Ex 1.8.2 Find a simple expression for $\sone{n}{1}$.
Ex 1.8.3 What is $\sum_{k=0}^n \sone{n}{k}$?
Ex 1.8.4 What is $\sum_{k=0}^n s(n,k)$?
Ex 1.8.5 Show that $x^{\underline n}=\prod_{k=0}^{n-1}(x-k)=\sum_{i=0}^n s(n,i)x^i$, $n\ge 1$; $x^{\underline n}$ is called a falling factorial. Find a similar identity for $x^{\overline n}=\prod_{k=0}^{n-1}(x+k)$; $x^{\overline n}$ is a rising factorial.
Ex 1.8.6 Show that $\ds \sum_{k=0}^n \stwo{n}{k} x^{\underline k} = x^n$, $n\ge 1$; $x^{\underline k}$ is defined in the previous exercise. The previous exercise shows how to express the falling factorial in terms of powers of $x$; this exercise shows how to express the powers of $x$ in terms of falling factorials.

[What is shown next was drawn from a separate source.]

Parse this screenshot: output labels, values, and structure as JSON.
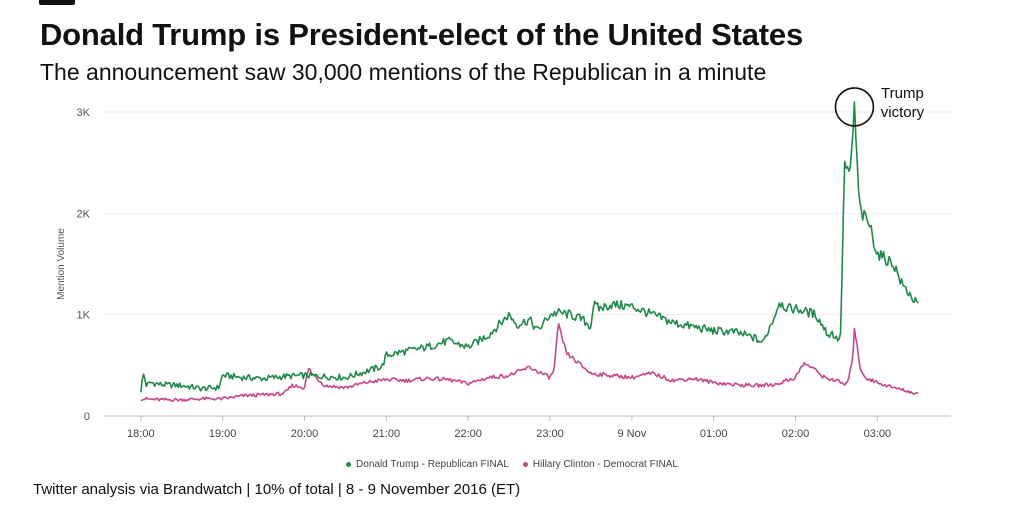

Ex 1.8.7 Prove: $\ds S(n,k)=\sum_{i=k-1}^{n-1} {n-1\choose i}S(i,k-1)$.
Ex 1.8.8 Prove: $\ds \sone{n}{k}=\sum_{i=k-1}^{n-1} (n-i-1)! {n-1\choose i}\sone{i}{k-1}$.
Ex 1.8.9 Use the previous exercise to prove $\ds s(n,k)=\sum_{i=k-1}^{n-1} (-1)^{n-i-1}(n-i-1)! {n-1\choose i}s(i,k-1)$.
Ex 1.8.10 We have defined $\sone{n}{k}$ and $\stwo{n}{k}$ for $n,k\ge 0$. We want to extend the definitions to all integers. Without some extra stipulations, there are many ways to do this. Let us suppose that for $n\not=0$ we want $\sone{n}{0}=\sone{0}{n}=\stwo{n}{0}=\stwo{0}{n}=0$, and we want the recurrence relations of equation 1.8.1 and in theorem 1.8.3 to be true. Show that under these conditions there is a unique way to extend the definitions to all integers, and that when this is done, $\stwo{n}{k}=\sone{-k}{-n}$ for all integers $n$ and $k$. Thus, the extended table of values for either $\sone{n}{k}$ or $\stwo{n}{k}$ will contain all the values of both $\sone{n}{k}$ and $\stwo{n}{k}$.
Ex 1.8.11 Under the assumptions that $s(n,0)=s(0,n)=0$ for $n\not=0$, and $s(n,k) = s(n-1,k-1) - (n-1)s(n-1,k)$, extend the table for $s(n,k)$ to all integers, and find a connection to $S(n,k)$ similar to that in the previous problem.
Ex 1.8.12 Prove corollary 1.8.4.
Ex 1.8.13 Prove the remaining part of theorem 1.8.6.